Years ago, when I worked for Coopers & Lybrand Consulting Services in Budapest I went on a ‘Summit D’ course which was all about systems analysis, specification and development. I was taught the typical ‘cascade’ method. Each phase must be completed before the next phase is begun. Once systems analysis is complete, a requirements document must be produced that the end-users will sign off as correct, then a system specification, and then you build the actual system. Not much room for revision. When the system is complete, it’s take it or leave it, and ‘this is what you signed off on!‘
But we’re human and our imagination is limited. We need to touch and feel things before we know they are right. So, nowadays, I much prefer the ‘agile’ method of system development or system implementation. You engage in repeated demonstrations and mock-ups and at every stage you allow for revision and successive approximation to what is really needed. The end-user sees what he’s getting long before the system comes out of the laboratory. Of course he’s never HAPPY but he’s less UNHAPPY this way!

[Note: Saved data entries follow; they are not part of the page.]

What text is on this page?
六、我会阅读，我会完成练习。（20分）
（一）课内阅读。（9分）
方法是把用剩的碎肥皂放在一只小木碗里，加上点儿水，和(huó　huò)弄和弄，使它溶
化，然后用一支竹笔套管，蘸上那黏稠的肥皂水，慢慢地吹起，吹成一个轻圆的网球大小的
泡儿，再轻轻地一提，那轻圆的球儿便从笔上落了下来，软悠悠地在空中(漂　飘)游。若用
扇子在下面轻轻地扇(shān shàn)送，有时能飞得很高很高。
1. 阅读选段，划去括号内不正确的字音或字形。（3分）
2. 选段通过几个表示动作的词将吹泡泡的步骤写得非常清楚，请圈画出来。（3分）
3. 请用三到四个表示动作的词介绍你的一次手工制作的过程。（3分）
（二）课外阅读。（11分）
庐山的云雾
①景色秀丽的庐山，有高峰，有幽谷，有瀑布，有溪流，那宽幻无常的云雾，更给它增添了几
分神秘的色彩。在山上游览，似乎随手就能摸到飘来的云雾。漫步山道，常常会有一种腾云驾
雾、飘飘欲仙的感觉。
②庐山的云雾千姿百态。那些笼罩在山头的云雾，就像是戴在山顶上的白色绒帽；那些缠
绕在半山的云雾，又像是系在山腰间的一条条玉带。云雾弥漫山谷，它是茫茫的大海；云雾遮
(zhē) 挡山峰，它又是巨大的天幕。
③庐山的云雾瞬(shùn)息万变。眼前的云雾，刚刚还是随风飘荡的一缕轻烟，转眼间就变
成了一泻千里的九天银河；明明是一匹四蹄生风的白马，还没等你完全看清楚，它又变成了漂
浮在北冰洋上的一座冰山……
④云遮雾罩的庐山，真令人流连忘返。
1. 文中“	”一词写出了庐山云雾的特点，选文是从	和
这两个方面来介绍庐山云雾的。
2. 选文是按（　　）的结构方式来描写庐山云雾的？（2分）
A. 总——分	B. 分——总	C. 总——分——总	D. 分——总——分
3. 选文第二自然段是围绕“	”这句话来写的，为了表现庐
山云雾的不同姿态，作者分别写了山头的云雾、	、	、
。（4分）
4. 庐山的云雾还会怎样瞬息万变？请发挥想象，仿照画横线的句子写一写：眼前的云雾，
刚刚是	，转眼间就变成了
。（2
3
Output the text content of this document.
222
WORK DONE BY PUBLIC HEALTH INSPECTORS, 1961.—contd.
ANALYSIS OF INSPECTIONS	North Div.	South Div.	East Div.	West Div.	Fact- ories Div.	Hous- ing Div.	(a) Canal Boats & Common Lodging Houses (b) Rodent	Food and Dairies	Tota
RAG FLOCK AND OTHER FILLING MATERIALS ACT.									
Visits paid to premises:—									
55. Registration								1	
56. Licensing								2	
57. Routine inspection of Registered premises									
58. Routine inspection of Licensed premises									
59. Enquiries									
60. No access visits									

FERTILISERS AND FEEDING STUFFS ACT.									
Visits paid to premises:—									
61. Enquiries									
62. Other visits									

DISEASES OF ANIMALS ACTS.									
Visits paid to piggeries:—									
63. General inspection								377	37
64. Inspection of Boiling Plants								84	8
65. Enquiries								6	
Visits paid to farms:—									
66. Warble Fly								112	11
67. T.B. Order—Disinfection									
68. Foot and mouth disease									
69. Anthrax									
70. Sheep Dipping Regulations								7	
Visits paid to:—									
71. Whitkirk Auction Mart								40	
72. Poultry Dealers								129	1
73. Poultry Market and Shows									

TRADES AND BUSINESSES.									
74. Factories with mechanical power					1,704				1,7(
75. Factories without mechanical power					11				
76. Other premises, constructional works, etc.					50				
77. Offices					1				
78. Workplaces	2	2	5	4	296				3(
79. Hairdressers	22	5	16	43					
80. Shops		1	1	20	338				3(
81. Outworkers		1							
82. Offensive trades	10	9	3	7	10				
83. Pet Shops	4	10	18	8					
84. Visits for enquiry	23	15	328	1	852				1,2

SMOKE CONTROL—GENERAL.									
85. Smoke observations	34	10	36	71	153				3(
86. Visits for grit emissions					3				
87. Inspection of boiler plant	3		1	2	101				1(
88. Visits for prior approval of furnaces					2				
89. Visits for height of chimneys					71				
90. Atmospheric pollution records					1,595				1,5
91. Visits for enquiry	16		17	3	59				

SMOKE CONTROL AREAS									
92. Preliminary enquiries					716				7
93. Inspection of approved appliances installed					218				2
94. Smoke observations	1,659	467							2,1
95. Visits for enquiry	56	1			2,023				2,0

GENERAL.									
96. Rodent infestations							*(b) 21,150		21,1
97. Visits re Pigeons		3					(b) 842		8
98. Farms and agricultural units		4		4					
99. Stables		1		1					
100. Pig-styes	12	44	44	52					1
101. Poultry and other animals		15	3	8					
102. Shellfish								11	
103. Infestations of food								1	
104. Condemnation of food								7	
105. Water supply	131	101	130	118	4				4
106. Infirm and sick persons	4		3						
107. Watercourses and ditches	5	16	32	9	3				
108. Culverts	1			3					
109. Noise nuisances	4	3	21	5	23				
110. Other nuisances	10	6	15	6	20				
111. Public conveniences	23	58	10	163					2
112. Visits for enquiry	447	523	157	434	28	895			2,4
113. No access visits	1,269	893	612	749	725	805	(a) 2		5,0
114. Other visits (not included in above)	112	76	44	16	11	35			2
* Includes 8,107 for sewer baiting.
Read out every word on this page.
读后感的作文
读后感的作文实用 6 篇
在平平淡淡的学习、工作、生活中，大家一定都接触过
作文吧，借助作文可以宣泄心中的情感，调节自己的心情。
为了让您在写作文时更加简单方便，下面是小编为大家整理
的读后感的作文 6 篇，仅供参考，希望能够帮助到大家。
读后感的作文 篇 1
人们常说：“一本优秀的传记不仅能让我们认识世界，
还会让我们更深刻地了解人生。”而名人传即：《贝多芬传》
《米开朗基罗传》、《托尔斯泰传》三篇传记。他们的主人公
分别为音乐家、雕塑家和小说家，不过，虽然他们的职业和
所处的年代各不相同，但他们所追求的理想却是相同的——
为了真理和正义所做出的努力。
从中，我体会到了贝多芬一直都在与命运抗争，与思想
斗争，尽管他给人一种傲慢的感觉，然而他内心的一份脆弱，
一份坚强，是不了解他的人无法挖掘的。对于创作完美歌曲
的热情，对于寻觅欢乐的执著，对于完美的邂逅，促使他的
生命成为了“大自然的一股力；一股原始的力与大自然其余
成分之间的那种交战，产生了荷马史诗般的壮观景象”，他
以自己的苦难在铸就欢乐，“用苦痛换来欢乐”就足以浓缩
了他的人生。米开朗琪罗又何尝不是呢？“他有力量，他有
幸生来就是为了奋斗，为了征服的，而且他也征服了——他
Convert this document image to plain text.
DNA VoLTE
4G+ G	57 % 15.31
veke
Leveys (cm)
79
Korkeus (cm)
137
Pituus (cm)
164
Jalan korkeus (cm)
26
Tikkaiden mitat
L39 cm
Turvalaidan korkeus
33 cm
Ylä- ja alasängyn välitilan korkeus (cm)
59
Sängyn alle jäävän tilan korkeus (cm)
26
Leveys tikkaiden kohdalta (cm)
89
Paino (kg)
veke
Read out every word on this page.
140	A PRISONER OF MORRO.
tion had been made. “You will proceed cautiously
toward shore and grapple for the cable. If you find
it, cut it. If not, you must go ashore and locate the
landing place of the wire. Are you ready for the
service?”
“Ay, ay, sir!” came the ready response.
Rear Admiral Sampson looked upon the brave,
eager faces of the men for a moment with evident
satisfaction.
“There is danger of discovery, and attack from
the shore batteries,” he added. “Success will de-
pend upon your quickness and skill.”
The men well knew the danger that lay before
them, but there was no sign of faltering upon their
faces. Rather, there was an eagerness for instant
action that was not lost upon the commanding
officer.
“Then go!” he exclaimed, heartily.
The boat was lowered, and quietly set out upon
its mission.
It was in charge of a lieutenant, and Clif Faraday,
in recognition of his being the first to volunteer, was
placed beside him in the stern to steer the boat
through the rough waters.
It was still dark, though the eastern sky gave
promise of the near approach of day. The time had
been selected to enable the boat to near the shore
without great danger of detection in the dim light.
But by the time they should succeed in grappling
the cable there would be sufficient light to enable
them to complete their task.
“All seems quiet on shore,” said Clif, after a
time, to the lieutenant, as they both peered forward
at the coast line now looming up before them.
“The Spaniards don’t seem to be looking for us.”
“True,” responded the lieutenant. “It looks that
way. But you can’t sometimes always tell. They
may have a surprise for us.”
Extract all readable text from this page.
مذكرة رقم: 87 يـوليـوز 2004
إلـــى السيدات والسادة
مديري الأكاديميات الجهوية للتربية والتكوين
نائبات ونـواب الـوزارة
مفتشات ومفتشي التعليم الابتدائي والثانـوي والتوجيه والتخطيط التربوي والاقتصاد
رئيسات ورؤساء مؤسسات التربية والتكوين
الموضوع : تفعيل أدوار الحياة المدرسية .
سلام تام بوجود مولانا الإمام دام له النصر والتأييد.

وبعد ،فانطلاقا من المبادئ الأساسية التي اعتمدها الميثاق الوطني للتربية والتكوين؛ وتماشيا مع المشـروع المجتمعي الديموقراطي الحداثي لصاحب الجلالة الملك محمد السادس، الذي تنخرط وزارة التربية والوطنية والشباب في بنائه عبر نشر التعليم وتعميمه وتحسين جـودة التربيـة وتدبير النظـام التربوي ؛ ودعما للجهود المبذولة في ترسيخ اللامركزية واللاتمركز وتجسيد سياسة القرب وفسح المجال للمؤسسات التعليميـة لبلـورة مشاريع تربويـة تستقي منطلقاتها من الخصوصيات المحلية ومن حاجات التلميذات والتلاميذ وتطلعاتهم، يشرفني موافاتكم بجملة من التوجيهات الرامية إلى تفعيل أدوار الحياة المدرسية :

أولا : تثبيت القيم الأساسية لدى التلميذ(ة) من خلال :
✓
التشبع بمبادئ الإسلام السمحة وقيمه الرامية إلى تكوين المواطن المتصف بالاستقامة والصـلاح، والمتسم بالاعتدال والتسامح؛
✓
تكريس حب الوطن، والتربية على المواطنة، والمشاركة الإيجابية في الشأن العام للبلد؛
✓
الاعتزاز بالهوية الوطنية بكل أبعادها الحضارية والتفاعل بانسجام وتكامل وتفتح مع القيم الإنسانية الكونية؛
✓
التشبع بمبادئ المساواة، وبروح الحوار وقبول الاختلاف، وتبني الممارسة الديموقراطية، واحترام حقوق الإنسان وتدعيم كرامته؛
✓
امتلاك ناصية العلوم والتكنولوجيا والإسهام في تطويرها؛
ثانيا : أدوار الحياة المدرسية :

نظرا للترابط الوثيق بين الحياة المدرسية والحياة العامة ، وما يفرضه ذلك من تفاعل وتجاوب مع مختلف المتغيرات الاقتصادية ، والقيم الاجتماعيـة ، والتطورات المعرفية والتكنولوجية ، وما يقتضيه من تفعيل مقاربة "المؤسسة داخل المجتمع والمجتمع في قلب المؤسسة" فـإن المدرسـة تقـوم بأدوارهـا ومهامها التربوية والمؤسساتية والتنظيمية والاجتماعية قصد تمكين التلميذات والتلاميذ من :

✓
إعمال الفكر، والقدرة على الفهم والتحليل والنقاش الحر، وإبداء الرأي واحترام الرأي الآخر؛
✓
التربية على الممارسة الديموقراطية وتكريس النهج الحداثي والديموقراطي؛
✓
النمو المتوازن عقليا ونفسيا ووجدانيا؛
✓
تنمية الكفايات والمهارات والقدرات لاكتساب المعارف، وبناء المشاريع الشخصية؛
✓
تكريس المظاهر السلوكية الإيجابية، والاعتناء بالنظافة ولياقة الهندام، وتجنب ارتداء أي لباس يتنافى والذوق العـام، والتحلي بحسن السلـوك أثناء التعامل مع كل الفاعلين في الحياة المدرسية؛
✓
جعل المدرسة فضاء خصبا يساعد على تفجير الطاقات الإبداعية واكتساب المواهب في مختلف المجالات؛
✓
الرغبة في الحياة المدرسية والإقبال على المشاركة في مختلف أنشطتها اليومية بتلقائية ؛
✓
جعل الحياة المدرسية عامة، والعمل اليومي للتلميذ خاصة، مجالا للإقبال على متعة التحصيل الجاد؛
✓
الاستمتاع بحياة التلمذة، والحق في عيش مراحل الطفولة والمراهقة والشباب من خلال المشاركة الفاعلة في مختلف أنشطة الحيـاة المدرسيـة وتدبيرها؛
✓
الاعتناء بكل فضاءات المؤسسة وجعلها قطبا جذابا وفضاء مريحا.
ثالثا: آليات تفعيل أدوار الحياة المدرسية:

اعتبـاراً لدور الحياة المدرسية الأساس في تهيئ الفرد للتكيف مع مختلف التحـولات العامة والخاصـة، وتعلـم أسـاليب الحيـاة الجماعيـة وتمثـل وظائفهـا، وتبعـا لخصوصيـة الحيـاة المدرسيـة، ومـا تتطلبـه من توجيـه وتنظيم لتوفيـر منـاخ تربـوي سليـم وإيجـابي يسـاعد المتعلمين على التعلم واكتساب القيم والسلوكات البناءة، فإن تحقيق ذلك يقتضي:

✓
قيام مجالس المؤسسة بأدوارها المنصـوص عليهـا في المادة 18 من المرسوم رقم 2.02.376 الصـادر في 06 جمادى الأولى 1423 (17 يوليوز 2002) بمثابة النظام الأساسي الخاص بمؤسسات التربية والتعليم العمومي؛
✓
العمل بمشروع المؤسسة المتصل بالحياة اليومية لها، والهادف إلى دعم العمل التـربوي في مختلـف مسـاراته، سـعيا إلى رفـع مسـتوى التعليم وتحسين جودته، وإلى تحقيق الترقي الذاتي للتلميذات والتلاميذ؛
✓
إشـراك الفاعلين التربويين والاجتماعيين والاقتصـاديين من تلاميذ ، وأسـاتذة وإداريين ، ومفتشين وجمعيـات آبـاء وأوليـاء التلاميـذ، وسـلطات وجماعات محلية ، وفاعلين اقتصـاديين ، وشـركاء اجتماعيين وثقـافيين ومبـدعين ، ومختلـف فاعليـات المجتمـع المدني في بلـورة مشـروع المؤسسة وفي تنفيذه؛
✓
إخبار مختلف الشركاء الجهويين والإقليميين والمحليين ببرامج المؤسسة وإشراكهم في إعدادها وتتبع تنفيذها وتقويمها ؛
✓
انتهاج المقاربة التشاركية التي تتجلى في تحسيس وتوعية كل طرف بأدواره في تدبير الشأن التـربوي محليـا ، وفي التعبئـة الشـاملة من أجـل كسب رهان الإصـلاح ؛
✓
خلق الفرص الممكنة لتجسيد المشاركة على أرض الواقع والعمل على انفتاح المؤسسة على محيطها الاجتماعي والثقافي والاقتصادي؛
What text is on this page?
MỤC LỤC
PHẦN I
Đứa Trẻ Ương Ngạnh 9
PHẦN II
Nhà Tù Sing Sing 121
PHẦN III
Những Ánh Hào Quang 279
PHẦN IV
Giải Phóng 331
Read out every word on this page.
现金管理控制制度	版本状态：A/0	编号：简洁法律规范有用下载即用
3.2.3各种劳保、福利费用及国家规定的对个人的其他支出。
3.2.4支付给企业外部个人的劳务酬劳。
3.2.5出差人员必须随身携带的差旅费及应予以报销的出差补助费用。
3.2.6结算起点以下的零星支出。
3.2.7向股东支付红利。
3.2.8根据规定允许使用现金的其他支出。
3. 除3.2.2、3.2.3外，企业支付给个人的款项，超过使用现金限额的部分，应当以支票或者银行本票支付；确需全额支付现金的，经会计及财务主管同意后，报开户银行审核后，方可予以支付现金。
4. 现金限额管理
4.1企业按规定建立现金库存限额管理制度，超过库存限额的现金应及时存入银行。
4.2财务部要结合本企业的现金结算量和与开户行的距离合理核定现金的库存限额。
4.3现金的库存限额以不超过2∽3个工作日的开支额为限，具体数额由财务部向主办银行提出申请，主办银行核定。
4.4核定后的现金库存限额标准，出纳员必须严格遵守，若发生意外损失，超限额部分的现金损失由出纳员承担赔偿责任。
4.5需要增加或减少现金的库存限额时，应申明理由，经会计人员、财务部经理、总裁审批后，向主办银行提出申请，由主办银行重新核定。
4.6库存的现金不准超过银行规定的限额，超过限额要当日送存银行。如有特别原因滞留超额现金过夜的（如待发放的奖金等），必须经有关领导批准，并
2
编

True, without careful control this can be an expensive method, but it’s certainly cheaper than delivering a big, expensive, system to users who find it totally unusable.
So, though I feel guilty from time to time at contradicting myself and asking for change, I know that it’s inevitable, and it’s the best way I know. So, forgive me, designers and programmers. And, after all, it’s not as if you don’t occasionally make a few tiny mistakes yourselves.